This Week in Reproductive Rights: Men worry access to birth control doesn't benefit them

Impact

With the House set to vote, maybe, eventually, on the American Health Care Act, Planned Parenthood and its patients must now brace for the possibility that the health care organization will lose its federal funding. 

"One in five women have come to Planned Parenthood for health care and they are not going quietly into the night," Planned Parenthood Federation of America President Cecile Richards said on a press call Thursday. "And neither are we."

Ryan and his cohort would trim not just Planned Parenthood from the federal budget, but also wipe out previously required essential benefits including maternal care. Many Republican men of Congress are fine with this, seemingly because they are men, and will never have to use them. 

In a statement, Planned Parenthood called the AHCA "the worst legislation for women's health in a generation." As such, the members of Congress who will cast decisive votes on the bill can expect their offices to flood with protesters on Friday and Saturday. 

Best of luck explaining your choices, guys.

Jose Luis Magana/AP

• This week, we read a fun new study that confirms what heterosexual women maybe already knew: Men may view the female orgasm as a "masculinity achievement," rather than the fair and fun result of a mutually pleasurable exchange. Perhaps you, a woman, thought your orgasm was a thing by and for you, but, as with pretty much everything else, men are more than ready to make your orgasm entirely about them. 

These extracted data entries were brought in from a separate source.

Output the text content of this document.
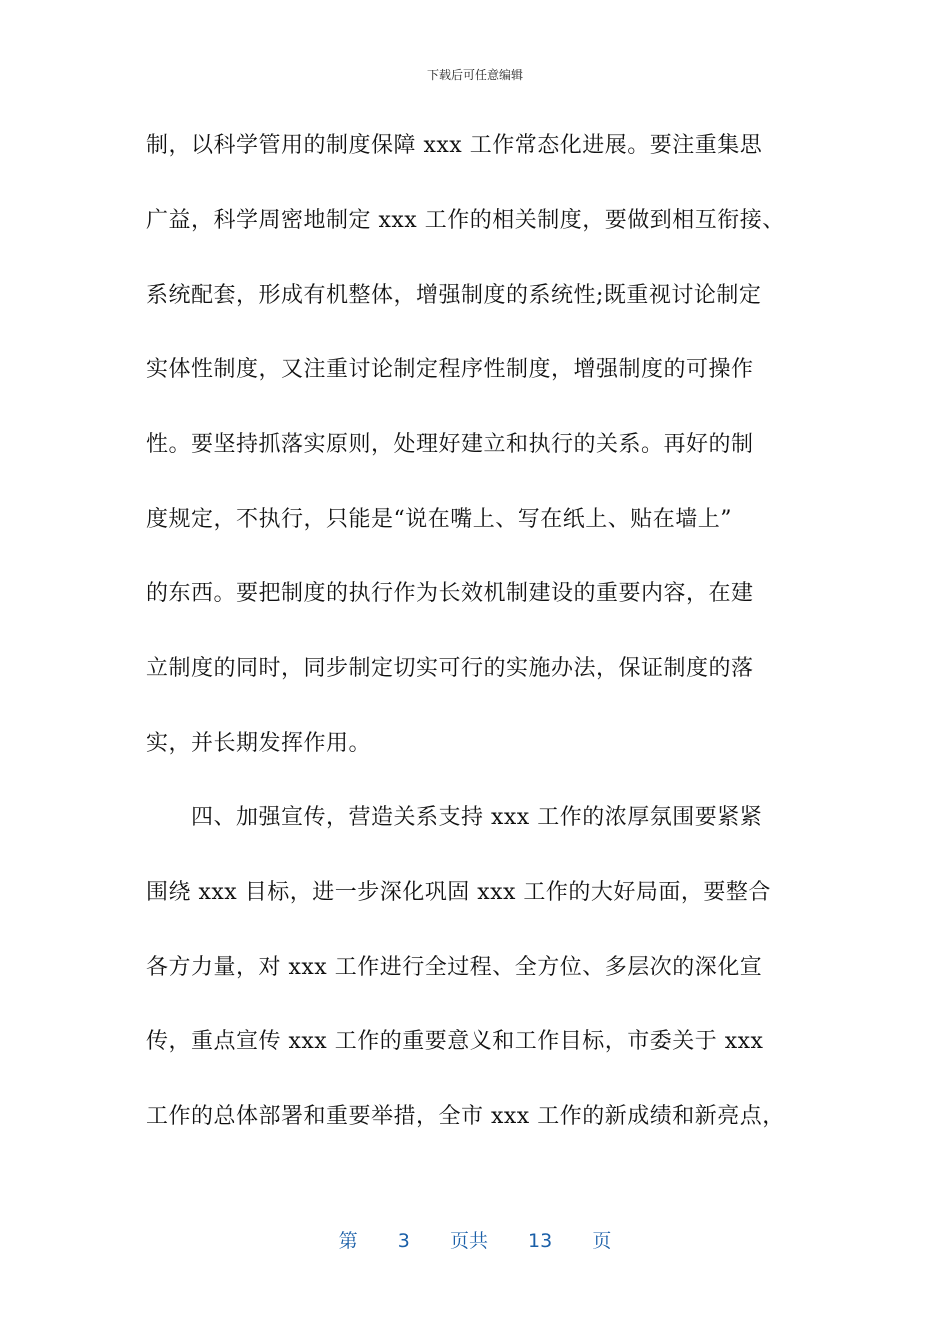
下载后可任意编辑
制，以科学管用的制度保障 xxx 工作常态化进展。要注重集思
广益，科学周密地制定 xxx 工作的相关制度，要做到相互衔接、
系统配套，形成有机整体，增强制度的系统性;既重视讨论制定
实体性制度，又注重讨论制定程序性制度，增强制度的可操作
性。要坚持抓落实原则，处理好建立和执行的关系。再好的制
度规定，不执行，只能是“说在嘴上、写在纸上、贴在墙上”
的东西。要把制度的执行作为长效机制建设的重要内容，在建
立制度的同时，同步制定切实可行的实施办法，保证制度的落
实，并长期发挥作用。
　　四、加强宣传，营造关系支持 xxx 工作的浓厚氛围要紧紧
围绕 xxx 目标，进一步深化巩固 xxx 工作的大好局面，要整合
各方力量，对 xxx 工作进行全过程、全方位、多层次的深化宣
传，重点宣传 xxx 工作的重要意义和工作目标，市委关于 xxx
工作的总体部署和重要举措，全市 xxx 工作的新成绩和新亮点，
第 3 页共 13 页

• A majority of men — who sound like the same guys who think female orgasms are all about them— reported in a recent survey that they've never personally benefited from women's access to birth control. We wonder if they've ever given a passing thought to all the children they don't have, and also if they'd like to go fuck themselves.

• On Monday, a group of women dressed in the red robes and white bonnets iconic to The Handmaid's Tale protested Texas' latest anti-abortion legislation in its Senate chambers. Good to know Margaret Atwood's imagined dystopia is right around the corner. 

• On Tuesday, a Republican man publicly postulated that rape and incest might just be the "will of God," who might gift victims "beauty from ashes" in the form of a baby. Oklahoma Rep. George Faught isn't the first lawmaker to suggest pregnancy resulting from sexual abuse can be a divine gift in disguise, but he is our most recent, shining example of what's heartless in men's regulation of women's bodies.

• With Neil Gorsuch in the offing for the vacant seat on the U.S. Supreme Court bench, the Lady Parts Justice League released a helpful, Schoolhouse Rock-inspired primer on emergency contraception and human reproduction. "I'm Just a Pill" paints Plan B in terms so simple, even a Republican Congressman could understand them — now, how to get them to sit down and watch?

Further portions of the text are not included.